Il prossimo Parlamento avrà il compito di guidare il Paese fuori dalla crisi continuando la strada del risanamento imboccata in questi mesi dal governo tecnico, che ha ridato credibilità all'Italia nel contesto internazionale, ha rilanciato l'Europa oltre le divisioni e gli egoismi nazionali che sono causa prima degli attacchi speculativi, ha avviato un serio e coraggioso programma di riforme che ora va portato avanti, implementato, attuato ai fini di far ripartire i motori e la crescita del Paese, da almeno due decenni bloccati.
Votare i movimenti di protesta potrà essere gratificante, liberatorio, vendicativo, e anche magari mettere la coscienza in pace, ma non risolve i problemi profondi degli italiani. Perché nel 2013 bisognerà rimboccarsi le maniche e ricostruire, non continuare ad abbattere, anche perché di macerie sul terreno ne abbiamo fin troppe.
Quanto poi alle prospettive politiche dei nuovi movimenti, a cominciare da Grillo, è tutta un'incognita, dato le caratteristiche autoritarie e non democratiche dell'organizzazione che, come s'è visto in questi giorni, fa capo ad un guru, Casaleggio, che ha pianificato a tavolino un fenomeno multimediale, controllandolo in prima persona ed espellendo o tagliando fuori tutti i non allineati». Una prospettiva da Grande Fratello, in cui non si capisce chi prende le decisioni e quale linea politica adotta, perché è decisa quotidianamente in base agli umori della rete, spesso eterodiretti proprio dal santone.
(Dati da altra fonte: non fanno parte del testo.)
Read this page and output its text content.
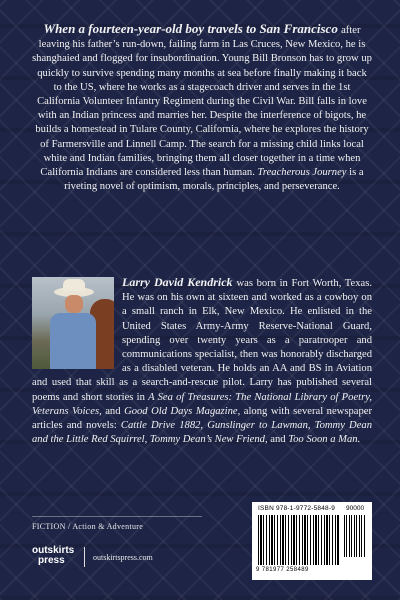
When a fourteen-year-old boy travels to San Francisco after leaving his father’s run-down, failing farm in Las Cruces, New Mexico, he is shanghaied and flogged for insubordination. Young Bill Bronson has to grow up quickly to survive spending many months at sea before finally making it back to the US, where he works as a stagecoach driver and serves in the 1st California Volunteer Infantry Regiment during the Civil War. Bill falls in love with an Indian princess and marries her. Despite the interference of bigots, he builds a homestead in Tulare County, California, where he explores the history of Farmersville and Linnell Camp. The search for a missing child links local white and Indian families, bringing them all closer together in a time when California Indians are considered less than human. Treacherous Journey is a riveting novel of optimism, morals, principles, and perseverance.
Larry David Kendrick was born in Fort Worth, Texas. He was on his own at sixteen and worked as a cowboy on a small ranch in Elk, New Mexico. He enlisted in the United States Army-Army Reserve-National Guard, spending over twenty years as a paratrooper and communications specialist, then was honorably discharged as a disabled veteran. He holds an AA and BS in Aviation and used that skill as a search-and-rescue pilot. Larry has published several poems and short stories in A Sea of Treasures: The National Library of Poetry, Veterans Voices, and Good Old Days Magazine, along with several newspaper articles and novels: Cattle Drive 1882, Gunslinger to Lawman, Tommy Dean and the Little Red Squirrel, Tommy Dean’s New Friend, and Too Soon a Man.
FICTION / Action & Adventure
outskirts
press	outskirtspress.com
ISBN 978-1-9772-5848-9 90000
9 781977 258489
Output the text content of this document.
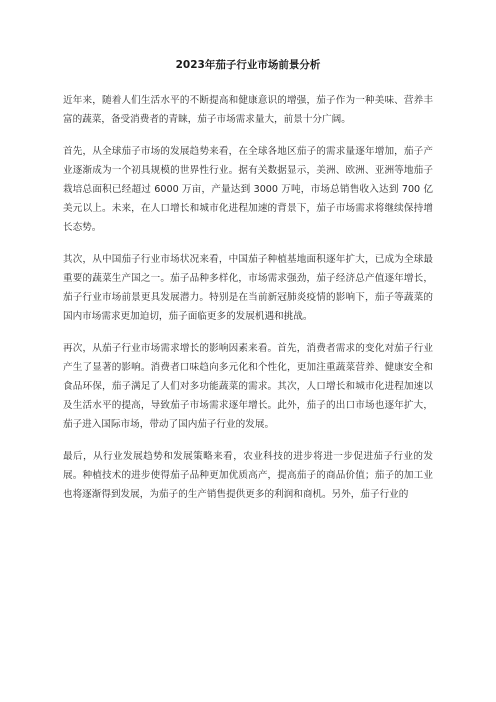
2023年茄子行业市场前景分析

近年来，随着人们生活水平的不断提高和健康意识的增强，茄子作为一种美味、营养丰富的蔬菜，备受消费者的青睐，茄子市场需求量大，前景十分广阔。

首先，从全球茄子市场的发展趋势来看，在全球各地区茄子的需求量逐年增加，茄子产业逐渐成为一个初具规模的世界性行业。据有关数据显示，美洲、欧洲、亚洲等地茄子栽培总面积已经超过 6000 万亩，产量达到 3000 万吨，市场总销售收入达到 700 亿美元以上。未来，在人口增长和城市化进程加速的背景下，茄子市场需求将继续保持增长态势。

其次，从中国茄子行业市场状况来看，中国茄子种植基地面积逐年扩大，已成为全球最重要的蔬菜生产国之一。茄子品种多样化，市场需求强劲，茄子经济总产值逐年增长，茄子行业市场前景更具发展潜力。特别是在当前新冠肺炎疫情的影响下，茄子等蔬菜的国内市场需求更加迫切，茄子面临更多的发展机遇和挑战。

再次，从茄子行业市场需求增长的影响因素来看。首先，消费者需求的变化对茄子行业产生了显著的影响。消费者口味趋向多元化和个性化，更加注重蔬菜营养、健康安全和食品环保，茄子满足了人们对多功能蔬菜的需求。其次，人口增长和城市化进程加速以及生活水平的提高，导致茄子市场需求逐年增长。此外，茄子的出口市场也逐年扩大，茄子进入国际市场，带动了国内茄子行业的发展。

最后，从行业发展趋势和发展策略来看，农业科技的进步将进一步促进茄子行业的发展。种植技术的进步使得茄子品种更加优质高产，提高茄子的商品价值；茄子的加工业也将逐渐得到发展，为茄子的生产销售提供更多的利润和商机。另外，茄子行业的
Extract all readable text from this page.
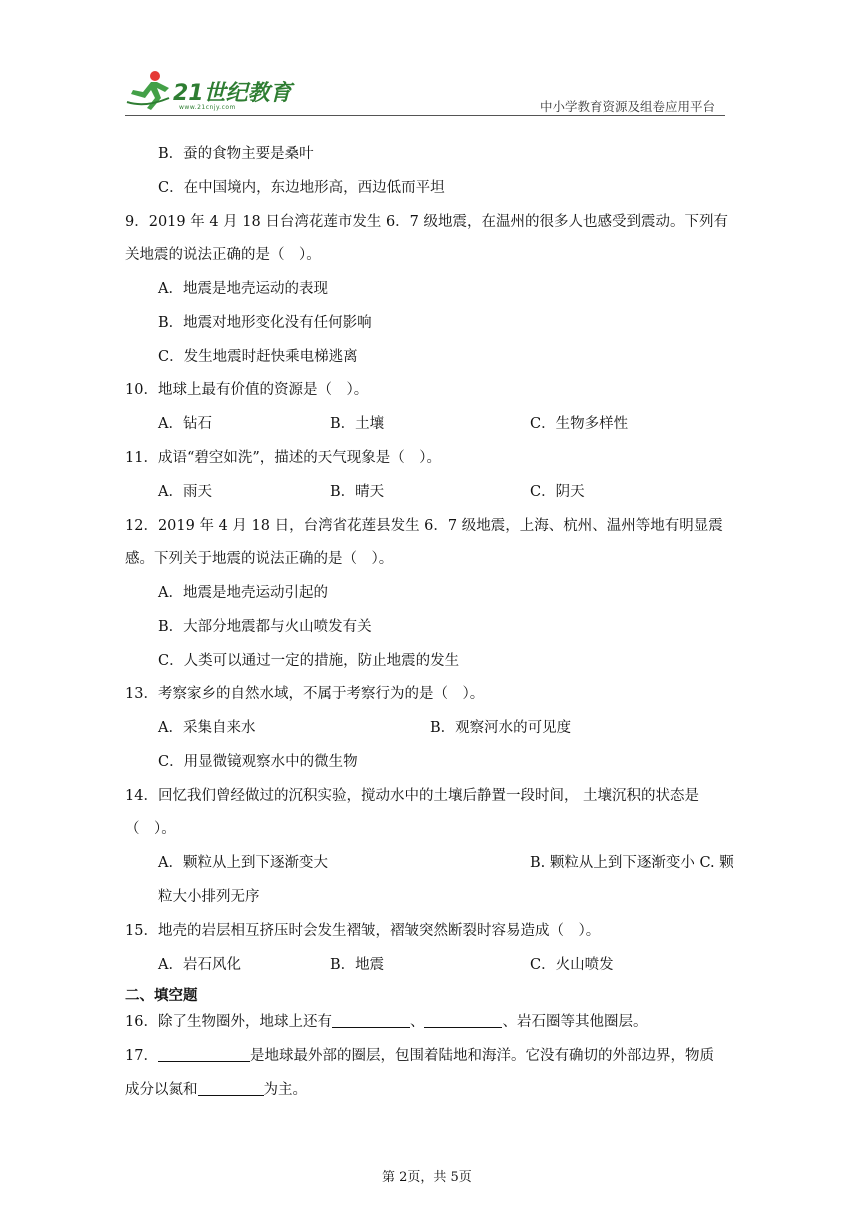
21世纪教育
www.21cnjy.com	中小学教育资源及组卷应用平台
B．蚕的食物主要是桑叶
C．在中国境内，东边地形高，西边低而平坦
9．2019 年 4 月 18 日台湾花莲市发生 6．7 级地震，在温州的很多人也感受到震动。下列有
关地震的说法正确的是（　）。
A．地震是地壳运动的表现
B．地震对地形变化没有任何影响
C．发生地震时赶快乘电梯逃离
10．地球上最有价值的资源是（　）。
A．钻石	B．土壤	C．生物多样性
11．成语“碧空如洗”，描述的天气现象是（　）。
A．雨天	B．晴天	C．阴天
12．2019 年 4 月 18 日，台湾省花莲县发生 6．7 级地震，上海、杭州、温州等地有明显震
感。下列关于地震的说法正确的是（　）。
A．地震是地壳运动引起的
B．大部分地震都与火山喷发有关
C．人类可以通过一定的措施，防止地震的发生
13．考察家乡的自然水域，不属于考察行为的是（　）。
A．采集自来水	B．观察河水的可见度
C．用显微镜观察水中的微生物
14．回忆我们曾经做过的沉积实验，搅动水中的土壤后静置一段时间， 土壤沉积的状态是
（　）。
A．颗粒从上到下逐渐变大	B. 颗粒从上到下逐渐变小 C. 颗
粒大小排列无序
15．地壳的岩层相互挤压时会发生褶皱，褶皱突然断裂时容易造成（　）。
A．岩石风化	B．地震	C．火山喷发
二、填空题
16．除了生物圈外，地球上还有	、	、岩石圈等其他圈层。
17．	是地球最外部的圈层，包围着陆地和海洋。它没有确切的外部边界，物质
成分以氮和	为主。
第 2页，共 5页
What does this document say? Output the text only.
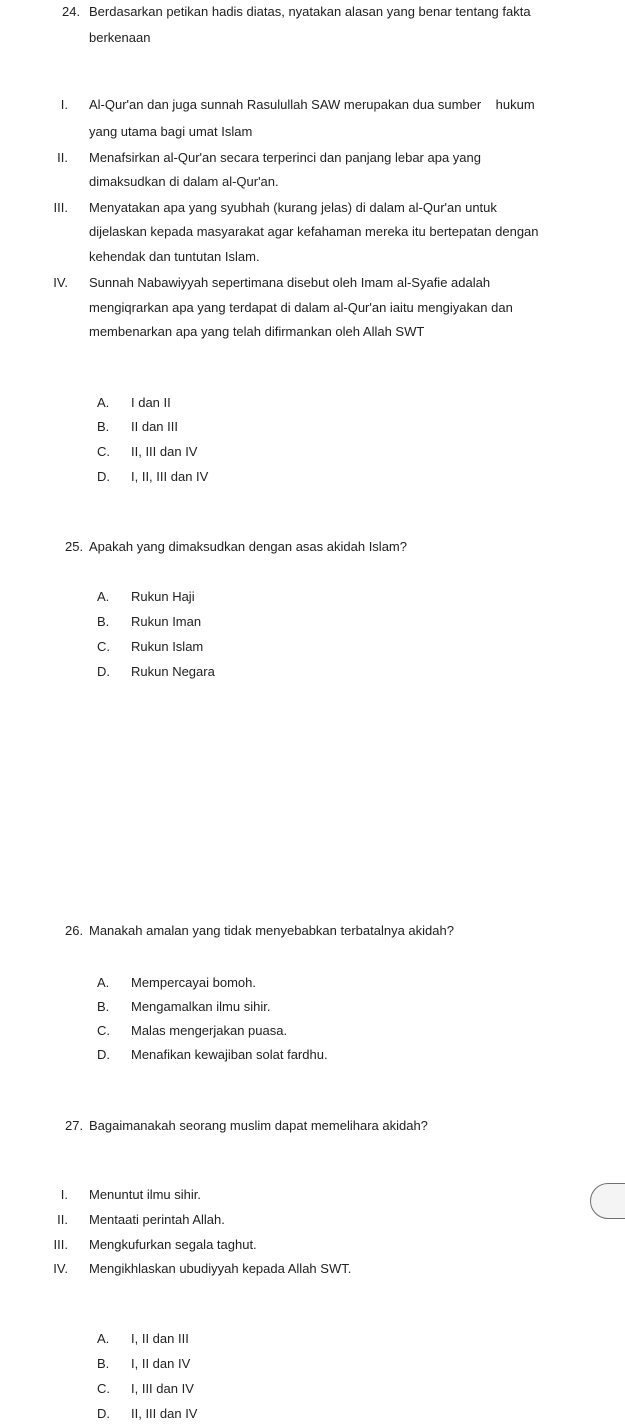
24. Berdasarkan petikan hadis diatas, nyatakan alasan yang benar tentang fakta
berkenaan
I. Al-Qur'an dan juga sunnah Rasulullah SAW merupakan dua sumber    hukum
yang utama bagi umat Islam
II. Menafsirkan al-Qur'an secara terperinci dan panjang lebar apa yang
dimaksudkan di dalam al-Qur'an.
III. Menyatakan apa yang syubhah (kurang jelas) di dalam al-Qur'an untuk
dijelaskan kepada masyarakat agar kefahaman mereka itu bertepatan dengan
kehendak dan tuntutan Islam.
IV. Sunnah Nabawiyyah sepertimana disebut oleh Imam al-Syafie adalah
mengiqrarkan apa yang terdapat di dalam al-Qur'an iaitu mengiyakan dan
membenarkan apa yang telah difirmankan oleh Allah SWT
A. I dan II
B. II dan III
C. II, III dan IV
D. I, II, III dan IV
25. Apakah yang dimaksudkan dengan asas akidah Islam?
A. Rukun Haji
B. Rukun Iman
C. Rukun Islam
D. Rukun Negara
26. Manakah amalan yang tidak menyebabkan terbatalnya akidah?
A. Mempercayai bomoh.
B. Mengamalkan ilmu sihir.
C. Malas mengerjakan puasa.
D. Menafikan kewajiban solat fardhu.
27. Bagaimanakah seorang muslim dapat memelihara akidah?
I. Menuntut ilmu sihir.
II. Mentaati perintah Allah.
III. Mengkufurkan segala taghut.
IV. Mengikhlaskan ubudiyyah kepada Allah SWT.
A. I, II dan III
B. I, II dan IV
C. I, III dan IV
D. II, III dan IV
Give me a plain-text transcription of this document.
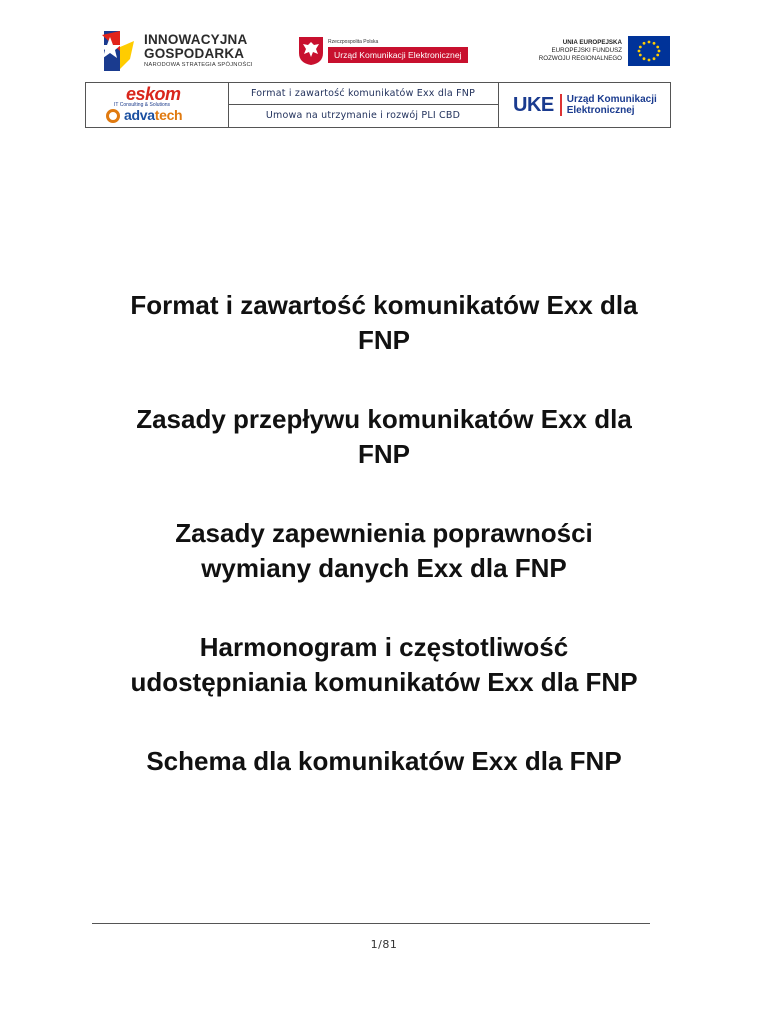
INNOWACYJNA
GOSPODARKA
NARODOWA STRATEGIA SPÓJNOŚCI
Rzeczpospolita Polska
Urząd Komunikacji Elektronicznej
UNIA EUROPEJSKA
EUROPEJSKI FUNDUSZ
ROZWOJU REGIONALNEGO
eskom
IT Consulting & Solutions
advatech
Format i zawartość komunikatów Exx dla FNP
Umowa na utrzymanie i rozwój PLI CBD	UKE Urząd Komunikacji
Elektronicznej
Format i zawartość komunikatów Exx dla
FNP
Zasady przepływu komunikatów Exx dla
FNP
Zasady zapewnienia poprawności
wymiany danych Exx dla FNP
Harmonogram i częstotliwość
udostępniania komunikatów Exx dla FNP
Schema dla komunikatów Exx dla FNP
1/81
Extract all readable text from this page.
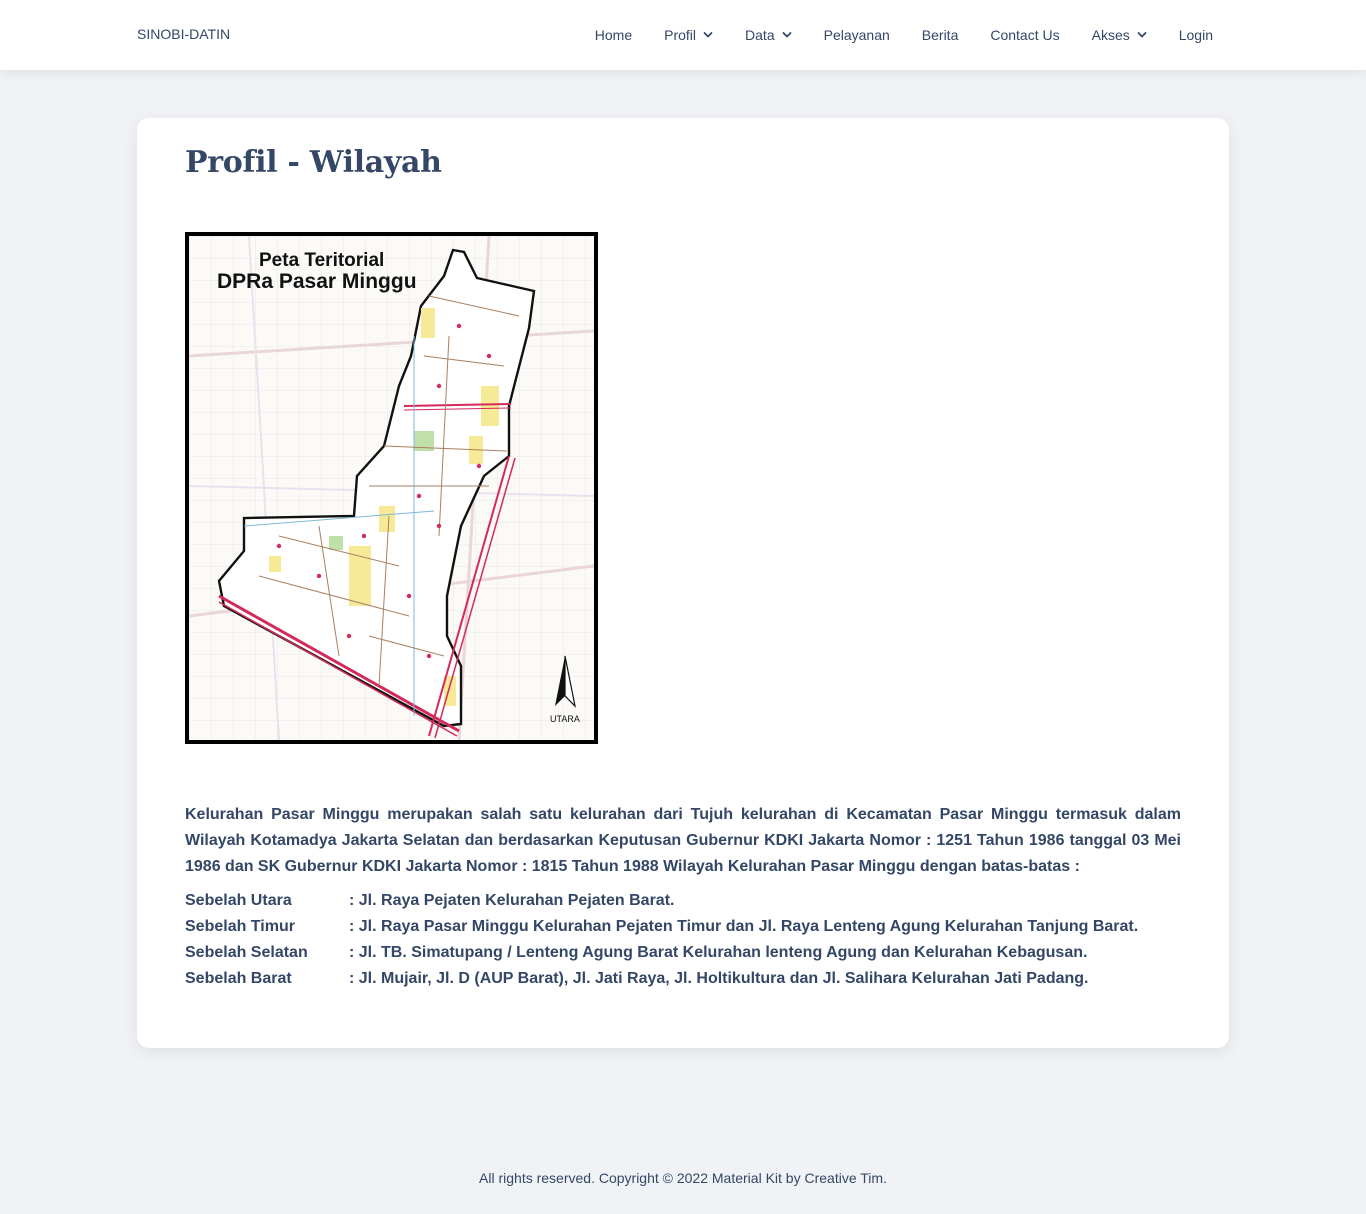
SINOBI-DATIN	Home Profil	Data	Pelayanan Berita Contact Us Akses	Login
Profil - Wilayah
Peta Teritorial
DPRa Pasar Minggu
UTARA

Kelurahan Pasar Minggu merupakan salah satu kelurahan dari Tujuh kelurahan di Kecamatan Pasar Minggu termasuk dalam Wilayah Kotamadya Jakarta Selatan dan berdasarkan Keputusan Gubernur KDKI Jakarta Nomor : 1251 Tahun 1986 tanggal 03 Mei 1986 dan SK Gubernur KDKI Jakarta Nomor : 1815 Tahun 1988 Wilayah Kelurahan Pasar Minggu dengan batas-batas :

Sebelah Utara	: Jl. Raya Pejaten Kelurahan Pejaten Barat.
Sebelah Timur	: Jl. Raya Pasar Minggu Kelurahan Pejaten Timur dan Jl. Raya Lenteng Agung Kelurahan Tanjung Barat.
Sebelah Selatan	: Jl. TB. Simatupang / Lenteng Agung Barat Kelurahan lenteng Agung dan Kelurahan Kebagusan.
Sebelah Barat	: Jl. Mujair, Jl. D (AUP Barat), Jl. Jati Raya, Jl. Holtikultura dan Jl. Salihara Kelurahan Jati Padang.
All rights reserved. Copyright © 2022 Material Kit by Creative Tim.
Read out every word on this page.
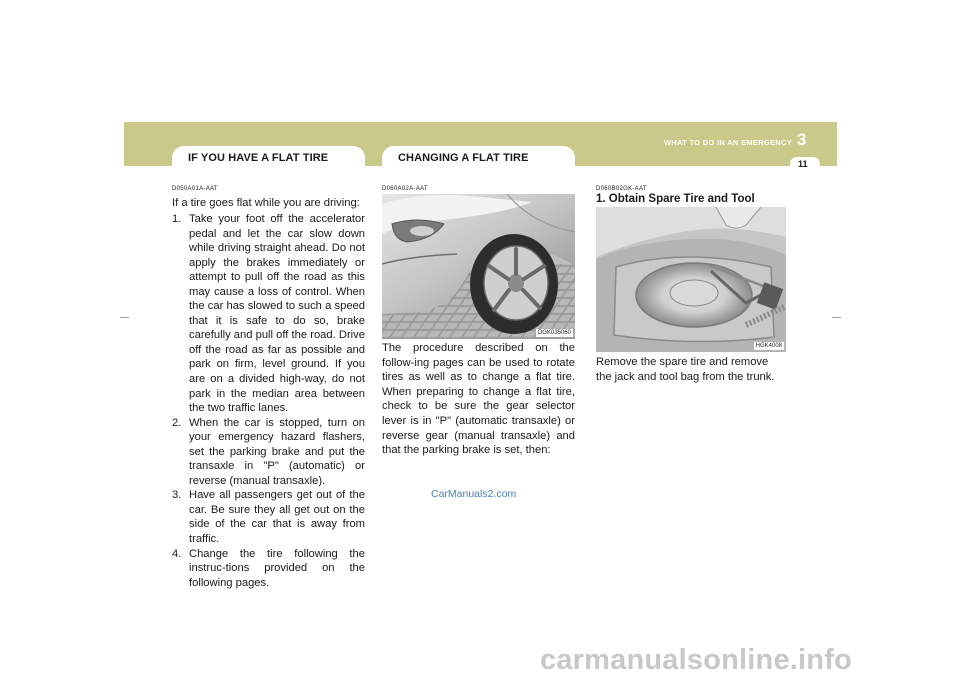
IF YOU HAVE A FLAT TIRE	CHANGING A FLAT TIRE
WHAT TO DO IN AN EMERGENCY 3
11
D050A01A-AAT
If a tire goes flat while you are driving:
1. Take your foot off the accelerator pedal and let the car slow down while driving straight ahead. Do not apply the brakes immediately or attempt to pull off the road as this may cause a loss of control. When the car has slowed to such a speed that it is safe to do so, brake carefully and pull off the road. Drive off the road as far as possible and park on firm, level ground. If you are on a divided high-way, do not park in the median area between the two traffic lanes.
2. When the car is stopped, turn on your emergency hazard flashers, set the parking brake and put the transaxle in "P" (automatic) or reverse (manual transaxle).
3. Have all passengers get out of the car. Be sure they all get out on the side of the car that is away from traffic.
4. Change the tire following the instruc-tions provided on the following pages.
D060A02A-AAT
OGK035060
The procedure described on the follow-ing pages can be used to rotate tires as well as to change a flat tire. When preparing to change a flat tire, check to be sure the gear selector lever is in "P" (automatic transaxle) or reverse gear (manual transaxle) and that the parking brake is set, then:
CarManuals2.com
D060B02GK-AAT
1. Obtain Spare Tire and Tool
HGK4008
Remove the spare tire and remove the jack and tool bag from the trunk.
carmanualsonline.info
Uscendo da un ventennio di populismo televisivo, dove la politica si basava sul sondaggio quotidiano senza mai prendersi una responsabilità ed effettuare una scelta, il rischio è di cadere dalla padella alla brace. Cioè di trovarci di fronte ad un nuovo fenomeno da baraccone, dove è cambiato solo il comico, ma la sostanza non cambia: un drammatico vuoto pneumatico.